His right hand keeps coming
before my eyes since he died, the touch of his hand, the hand that got badly
burned when, as a child, he took hold of the red-hot bar of an electric fire. I
heard him speak of it in a homily once, the physical scar and more, the
emotional pain he had to endure from the thoughtless.
It’s like he was marked out
from the beginning, marked out for suffering, marked out for God. In this he
reminded me of Pope St. John Paul II whose whole family died, leaving him alone
in the world and it was much the same for Michael. A Polish family brought me
this lovely picture of John Paul, a copy of which I sent to Mike, telling him: “The attached picture
was brought to me recently from Poland and it hangs in the place where I pray.
Every time I look at it, it's you that comes to mind so I pray to him for you
in the battle that lies ahead. You seem to bear it all with such dignity and
humour. I enjoyed the photo with the newspaper heading.” And he
replied, “Thanks again for your kind thoughts and prayers at this difficult
time for me. Loved the photo of St. JPII in his summer mountain retreat.” That
was our last communication and, though I knew he was very ill, I did not expect
him to be gone so soon. When in Aran in August, I offered Mass for him.
There was a phrase going around
in the Charismatic days of the 1970’s that said of the call to follow Jesus –
it cost nothing less than everything. Everything given, everything taken. It’s
the reality of our lives, though back then it had a romantic ring to it and we
were young enough to think we could, and would do it all. It turns out that it
is God who does it all to us, in us and through us.

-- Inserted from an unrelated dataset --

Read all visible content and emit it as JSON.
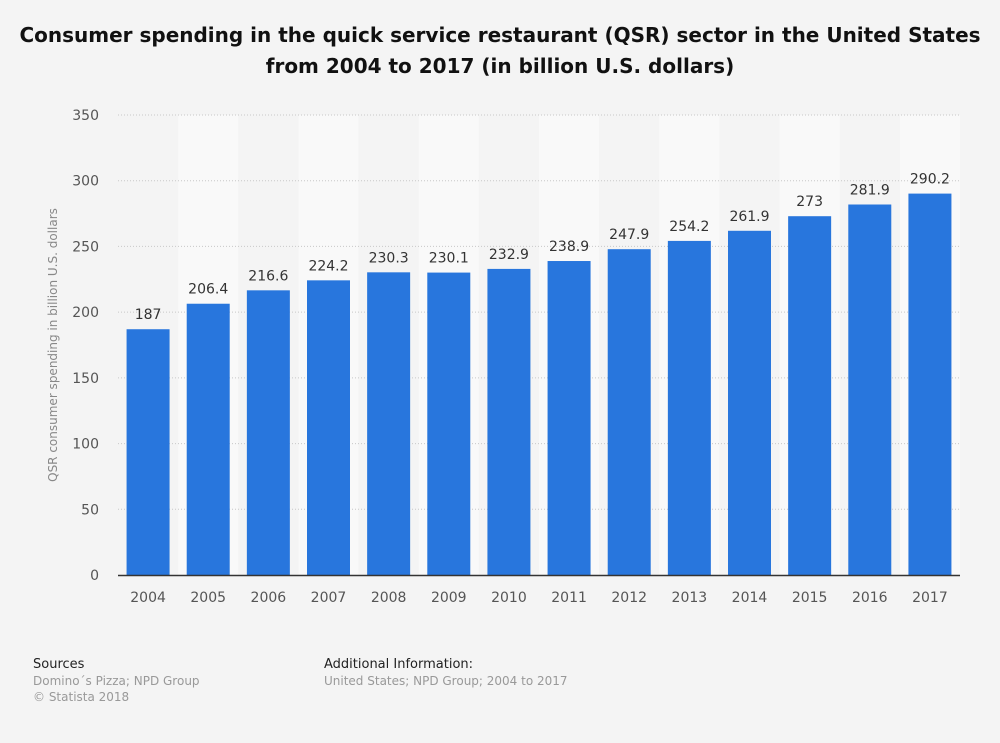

It is the reality of the Cross
that Jesus speaks of for those who are his friends, an intimate sharing in the Cross
of Christ himself for the salvation of the world.
The memory of Michael
celebrating Mass also stirs in me, celebrating with such dignity and the lines
from Eucharistic Prayer I, “In humble prayer we ask you, almighty God:
command that these gifts be borne by the hands of your holy Angel to your altar
on high in the sight of your divine majesty.”
That
is my image of him now, that he a Priest of Jesus and in Him is the gift, the
offering, the sacrifice borne by the hands of the Holy Angel to the altar of
Heaven in the sight of the Most Loving Divine Majesty.